On Monday Sept. 25, Ireland, France and South Africa's delegations presented their bids to host the 2023 Rugby World Cup to World Rugby's council.
Each presentation lasted in the region of 30 minutes, with the presentation and following questions remaining confidential.
Then the delegations faced the media and outlined their plans for the 2023 tournament and fielded questions from the press on all manner of subjects.
How does the voting work for the 2023 Rugby World Cup?
World Rugby has appointed the technical review group to independently analyse, forensically, each bid on a number of criteria across economic, financial and commercial criteria. On Oct. 31 they will recommend one of the three bids to World Rugby's board.
The board will then inform the council of their preferred candidate with the council meeting again on Nov. 15 to vote.
The council can choose to ignore the board's recommendation, or take in on board and apply it to their vote.
There are a total of 39 votes at play in World Rugby's council as France, South Africa and Ireland do not get a vote.
The votes are split as follows:
Tier One Teams [England, Wales, Scotland, New Zealand, Argentina, Australia and Italy]: 3 votes each.
Japan [2019 Hosts]: 2 votes.
6 Regional Associations [Oceania, Europe, Africa, Asia, Sud America, North America]: 2 votes each.
Four other unions [USA, Canada, Romania, Georgia] -- 1 vote each.

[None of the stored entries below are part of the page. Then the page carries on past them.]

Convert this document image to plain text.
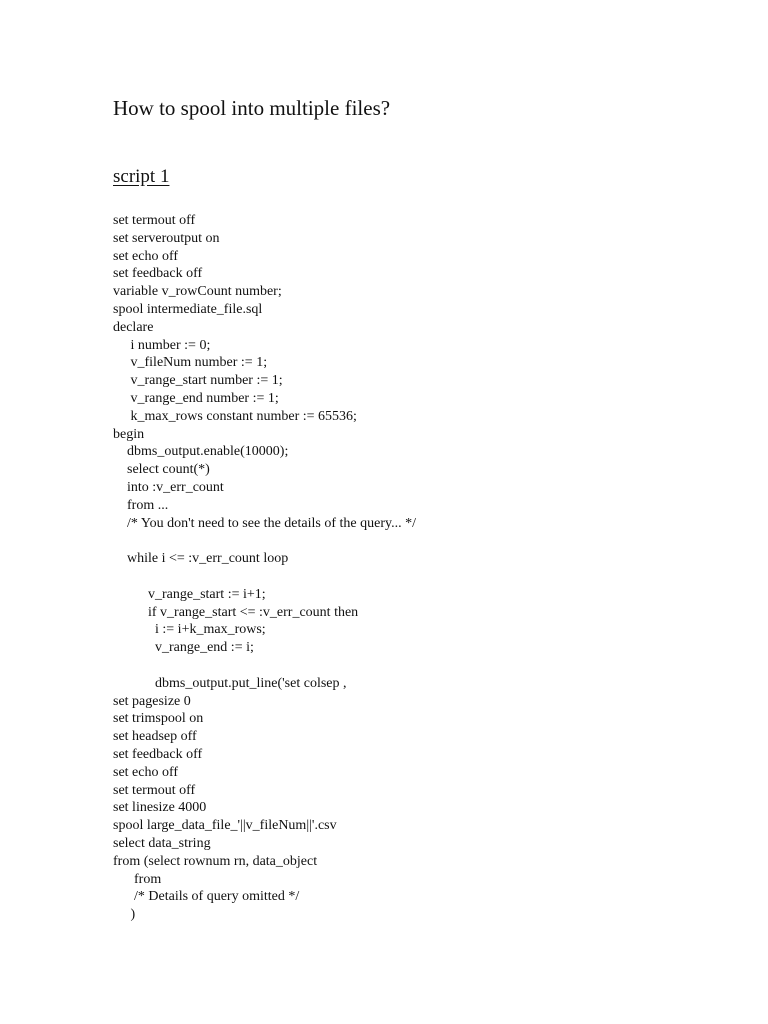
How to spool into multiple files?
script 1
set termout off
set serveroutput on
set echo off
set feedback off
variable v_rowCount number;
spool intermediate_file.sql
declare
i number := 0;
v_fileNum number := 1;
v_range_start number := 1;
v_range_end number := 1;
k_max_rows constant number := 65536;
begin
dbms_output.enable(10000);
select count(*)
into :v_err_count
from ...
/* You don't need to see the details of the query... */
while i <= :v_err_count loop
v_range_start := i+1;
if v_range_start <= :v_err_count then
i := i+k_max_rows;
v_range_end := i;
dbms_output.put_line('set colsep ,
set pagesize 0
set trimspool on
set headsep off
set feedback off
set echo off
set termout off
set linesize 4000
spool large_data_file_'||v_fileNum||'.csv
select data_string
from (select rownum rn, data_object
from
/* Details of query omitted */
)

Each country with multiple votes can chose to split up their allocation, so one tier one nation could feasibly give one vote to each of the three bids.
Others may choose to allocate all three of their votes to one bid.
Equally, they can also abstain, choosing not to vote for one of the candidates.
Votes are kept confidential and if one team reaches a majority in the first round -- 20 votes -- then they will be crowned hosts of the 2023 Rugby World Cup.
If there is no majority, then the candidates with the fewest votes will be eliminated leaving it as a two-horse race in round two.
Whoever gets the most votes here will be chosen as hosts.
In the unlikely event of a stalemate, then World Rugby's chairman, Bill Beaumont, will decide who will be given the 2023 Rugby World Cup.